[lit-ideas] Re: Wall Street and Capitalism

  • From: "Judith Evans" <judith.evans001@xxxxxxxxxxxx>
  • To: <lit-ideas@xxxxxxxxxxxxx>
  • Date: Thu, 9 Oct 2008 22:07:09 +0100

Well we all did when America moved from defined pension plans more DIY pension plans. Even if reg'lar folk don't hold stock directly, their DIY pension funds do.

Obviously. Indeed, I 'hold stock' (held stock?) at one remove, through my pension fund's trustees. But that is not IMO the same as

PS>the tens of millions of people who
PS>lived beyond their means for years by taking advantage of something,
PS>which in the mind of anyone with rudimentary arithmetic skills, should
PS>have been (and indeed was) [predictably] going to collapse?

When stock trades cost a hundred dollars each,
working stiffs didn't buy stock.

I didn't realise they were nine dollars now. But let me ask again and push my true point again. Is buying a few shares as risky, as contributory to the current collapse, as buying houses at vastly inflated prices -- with large mortgages -- on the assumption that their 'worth'/market price would continue to rise and rise, something which, in the mind of anyone with rudimentary thinking skills and/or a memory longer than fifteen years, was patently untrue? Is taking -- under a lot of pressure from alleged experts -- an endowment mortgage as opposed to a repayment mortgage, as contributory? Is listening to one's bank manager and putting savings in higher interest 'low/medium risk' savings rather than lower interest plain savings accounts as risky (etc.)?
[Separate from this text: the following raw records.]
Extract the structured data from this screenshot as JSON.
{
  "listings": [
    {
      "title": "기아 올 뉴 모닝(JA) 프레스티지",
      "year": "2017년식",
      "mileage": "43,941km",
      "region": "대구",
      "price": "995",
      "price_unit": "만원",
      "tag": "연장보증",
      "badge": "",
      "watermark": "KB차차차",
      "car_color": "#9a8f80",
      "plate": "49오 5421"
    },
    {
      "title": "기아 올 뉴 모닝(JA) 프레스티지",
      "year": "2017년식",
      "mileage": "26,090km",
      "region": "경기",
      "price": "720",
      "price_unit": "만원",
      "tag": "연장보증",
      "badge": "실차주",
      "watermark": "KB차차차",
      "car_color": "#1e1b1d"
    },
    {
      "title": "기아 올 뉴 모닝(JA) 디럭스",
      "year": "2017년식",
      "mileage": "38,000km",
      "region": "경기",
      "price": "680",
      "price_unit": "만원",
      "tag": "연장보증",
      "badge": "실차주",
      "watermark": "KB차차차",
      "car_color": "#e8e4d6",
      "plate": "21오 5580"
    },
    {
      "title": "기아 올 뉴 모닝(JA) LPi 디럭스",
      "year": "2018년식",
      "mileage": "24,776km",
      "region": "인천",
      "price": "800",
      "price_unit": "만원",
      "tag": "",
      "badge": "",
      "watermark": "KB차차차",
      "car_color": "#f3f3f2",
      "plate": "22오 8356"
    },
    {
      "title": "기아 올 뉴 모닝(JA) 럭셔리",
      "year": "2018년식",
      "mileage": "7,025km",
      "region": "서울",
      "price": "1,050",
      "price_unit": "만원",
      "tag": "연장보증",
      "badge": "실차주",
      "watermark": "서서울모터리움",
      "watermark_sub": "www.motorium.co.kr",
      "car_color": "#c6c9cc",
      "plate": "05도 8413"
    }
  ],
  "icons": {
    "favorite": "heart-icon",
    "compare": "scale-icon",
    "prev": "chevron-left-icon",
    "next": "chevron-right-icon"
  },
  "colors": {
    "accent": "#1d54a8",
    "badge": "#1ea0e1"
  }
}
I am, I add, not guilty of any of these, indeed, I haven't even got more than £35,000 - the initially guaranteed amount --- in a straightforward savings account (which the bank can use to buy derivatives, of course..., but I refuse to feel either guliry about that or proud of banking with Boring Lloyds). But I venture to suggest that the polloi who did these things and so 'lived beyond their means for years' are not the truly guilty here, and some should not really be blamed at all. Whether they should all be bailed out is another matter; the British Government's full guarantee for all individual savings in Icesave has apparently been made not because those who invested more than £50000 are thought worthy of full redress, but because of a fear of a run on banks, of a confidence crash, should the guarantee not be granted.

Judy Evans, Cardiff, UK


----- Original Message ----- From: "David Ritchie" <ritchierd@xxxxxxxxxxxxx>
To: <lit-ideas@xxxxxxxxxxxxx>
Sent: Thursday, October 09, 2008 9:42 PM
Subject: [lit-ideas] Re: Wall Street and Capitalism



On Oct 9, 2008, at 1:12 PM, Judith Evans wrote:

How many 'reg'lar folk' bought stock?


Well we all did when America moved from defined pension plans more DIY pension plans. Even if reg'lar folk don't hold stock directly, their DIY pension funds do.

But Paul is right. When stock trades cost a hundred dollars each, working stiffs didn't buy stock. At nine dollars a trade, and with everyone who knows someone who has made one good decision, the temptation is far greater.